There’s no doubt that zinc has important antioxidant, immune and anti-inflammatory activities. More importantly (at least from a bodybuilding perspective), zinc plays a role in normal reproductive and sexual functions for both men and women. As such, zinc deficiency has potentially serious repercussions. But it does not follow that healthy people taking extra zinc will experience additional benefits.

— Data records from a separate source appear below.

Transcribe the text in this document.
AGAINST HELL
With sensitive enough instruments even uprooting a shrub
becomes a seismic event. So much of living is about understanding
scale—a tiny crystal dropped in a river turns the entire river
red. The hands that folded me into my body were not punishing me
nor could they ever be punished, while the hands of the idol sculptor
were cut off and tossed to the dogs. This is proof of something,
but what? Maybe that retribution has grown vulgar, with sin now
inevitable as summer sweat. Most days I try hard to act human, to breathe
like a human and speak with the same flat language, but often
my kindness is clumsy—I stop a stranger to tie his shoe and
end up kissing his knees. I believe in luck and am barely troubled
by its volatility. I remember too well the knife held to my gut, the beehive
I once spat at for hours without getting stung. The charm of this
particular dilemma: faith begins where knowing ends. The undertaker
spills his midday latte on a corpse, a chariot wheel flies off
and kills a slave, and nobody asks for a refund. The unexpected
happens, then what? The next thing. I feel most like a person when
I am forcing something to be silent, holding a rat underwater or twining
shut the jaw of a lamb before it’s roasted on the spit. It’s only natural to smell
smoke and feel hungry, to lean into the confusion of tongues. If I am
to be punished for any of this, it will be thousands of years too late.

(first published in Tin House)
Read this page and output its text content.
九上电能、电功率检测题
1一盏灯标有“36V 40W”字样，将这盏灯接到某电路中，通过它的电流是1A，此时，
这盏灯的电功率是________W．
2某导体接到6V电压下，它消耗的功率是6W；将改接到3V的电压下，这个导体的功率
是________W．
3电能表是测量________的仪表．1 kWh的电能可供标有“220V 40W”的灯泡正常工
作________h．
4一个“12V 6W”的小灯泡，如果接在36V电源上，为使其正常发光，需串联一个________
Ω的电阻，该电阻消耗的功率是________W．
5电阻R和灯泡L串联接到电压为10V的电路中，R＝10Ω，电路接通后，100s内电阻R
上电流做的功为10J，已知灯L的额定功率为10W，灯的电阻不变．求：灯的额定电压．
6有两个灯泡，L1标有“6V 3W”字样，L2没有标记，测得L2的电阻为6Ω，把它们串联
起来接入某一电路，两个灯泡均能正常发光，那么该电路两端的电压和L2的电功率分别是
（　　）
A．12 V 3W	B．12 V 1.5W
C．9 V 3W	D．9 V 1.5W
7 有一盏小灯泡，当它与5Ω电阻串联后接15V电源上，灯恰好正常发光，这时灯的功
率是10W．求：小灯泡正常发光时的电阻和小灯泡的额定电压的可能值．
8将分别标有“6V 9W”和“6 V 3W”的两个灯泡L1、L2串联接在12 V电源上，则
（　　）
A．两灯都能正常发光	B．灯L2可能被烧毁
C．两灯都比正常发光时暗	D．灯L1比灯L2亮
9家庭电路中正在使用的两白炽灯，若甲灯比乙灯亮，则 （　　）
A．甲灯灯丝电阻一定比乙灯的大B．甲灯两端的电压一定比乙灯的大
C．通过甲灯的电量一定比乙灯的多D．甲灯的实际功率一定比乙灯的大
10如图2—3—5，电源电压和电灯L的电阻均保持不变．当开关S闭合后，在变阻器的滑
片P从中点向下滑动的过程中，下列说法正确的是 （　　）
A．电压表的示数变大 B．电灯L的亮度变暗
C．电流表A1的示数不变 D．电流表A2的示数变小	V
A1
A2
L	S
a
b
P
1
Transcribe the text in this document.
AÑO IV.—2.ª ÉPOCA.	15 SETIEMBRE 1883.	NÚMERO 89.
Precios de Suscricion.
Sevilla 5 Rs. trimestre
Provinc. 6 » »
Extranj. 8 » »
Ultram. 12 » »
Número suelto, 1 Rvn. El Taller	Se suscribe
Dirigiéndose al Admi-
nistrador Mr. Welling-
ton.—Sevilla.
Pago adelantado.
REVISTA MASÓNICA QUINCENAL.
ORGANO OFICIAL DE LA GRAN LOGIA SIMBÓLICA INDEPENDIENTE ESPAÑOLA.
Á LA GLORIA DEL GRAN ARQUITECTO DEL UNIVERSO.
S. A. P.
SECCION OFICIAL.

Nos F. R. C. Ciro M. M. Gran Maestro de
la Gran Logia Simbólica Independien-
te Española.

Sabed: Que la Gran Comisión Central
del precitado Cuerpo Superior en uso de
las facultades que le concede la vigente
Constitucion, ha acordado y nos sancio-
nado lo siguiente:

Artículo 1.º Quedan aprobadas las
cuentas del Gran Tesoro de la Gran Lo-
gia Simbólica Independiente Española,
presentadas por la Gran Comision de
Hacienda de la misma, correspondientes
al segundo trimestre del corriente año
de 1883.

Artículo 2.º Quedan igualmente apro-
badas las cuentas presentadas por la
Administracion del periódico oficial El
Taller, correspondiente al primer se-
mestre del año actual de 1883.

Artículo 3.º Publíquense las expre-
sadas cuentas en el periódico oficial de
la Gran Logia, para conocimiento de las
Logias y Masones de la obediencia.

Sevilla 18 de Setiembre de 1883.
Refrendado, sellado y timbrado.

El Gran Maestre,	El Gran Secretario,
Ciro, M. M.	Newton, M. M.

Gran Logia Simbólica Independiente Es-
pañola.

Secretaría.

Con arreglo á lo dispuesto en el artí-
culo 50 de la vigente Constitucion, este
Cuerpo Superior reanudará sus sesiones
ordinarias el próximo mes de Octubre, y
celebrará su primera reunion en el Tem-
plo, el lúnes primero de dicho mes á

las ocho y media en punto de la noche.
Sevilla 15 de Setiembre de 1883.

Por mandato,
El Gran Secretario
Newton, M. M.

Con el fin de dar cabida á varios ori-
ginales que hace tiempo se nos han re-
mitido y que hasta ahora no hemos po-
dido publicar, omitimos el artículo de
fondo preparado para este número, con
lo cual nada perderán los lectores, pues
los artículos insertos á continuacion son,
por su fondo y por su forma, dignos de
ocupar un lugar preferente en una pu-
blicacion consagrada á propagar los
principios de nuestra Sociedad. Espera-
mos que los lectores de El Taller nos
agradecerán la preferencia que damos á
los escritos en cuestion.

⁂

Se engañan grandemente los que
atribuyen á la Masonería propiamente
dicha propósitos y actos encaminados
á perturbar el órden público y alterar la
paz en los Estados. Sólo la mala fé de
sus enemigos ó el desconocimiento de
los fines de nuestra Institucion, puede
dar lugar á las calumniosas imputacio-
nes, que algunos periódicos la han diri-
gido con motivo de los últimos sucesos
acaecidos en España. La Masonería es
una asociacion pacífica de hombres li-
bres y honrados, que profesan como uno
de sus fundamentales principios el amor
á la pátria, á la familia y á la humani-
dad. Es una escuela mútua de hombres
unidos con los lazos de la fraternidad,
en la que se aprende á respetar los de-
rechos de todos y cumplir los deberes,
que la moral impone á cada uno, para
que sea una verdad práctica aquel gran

For example, a 2007 study on healthy, zinc-sufficient men demonstrated that ZMA supplementation had no effect on serum total or free testosterone. Similarly, a 2004 study determined that ZMA had no effect on strength, body composition, muscular endurance or anabolic/catabolic hormones.
So there we have it. Taken together, how does Bio Forge stack up?
I’ll give it to you in two words: “good try.”
Biotivia has created a supp that more-or-less fits the ad description. In other words, it’s natural (at least to the extent that concentrated, purified nutraceuticals and chelated minerals can be considered “natural”); and there’s scientific support for each ingredient. Overall, Bio Forge looks like it could provide a modest boost to a fat loss program and assist with retention of lean body mass.
But the key word here is modest. NONE of these ingredients are new or “revolutionary”, after all. They’ve been used in supps before, so it’s not hard to get a handle on just what to expect from a formula like this.
Basically, someone who’s mildly zinc deficient (which is common enough) and has some surplus fat to lose will likely see some good, initial results with this product. But no one’s going to get big on it—and if you’re zinc-sufficient and already have some muscle on your frame, I doubt it’ll do much of anything for you… the effects will be subtle, at best.
Nonetheless, props to Biotivia for coming up with a formula featuring research-supported amounts of largely healthful and well-characterized ingredients. Some thought, effort and QC went into Bio Forge, and it shows. It’s a bit tame, perhaps, but people relatively new to strength training and bodybuilding supps could do worse… a lot worse.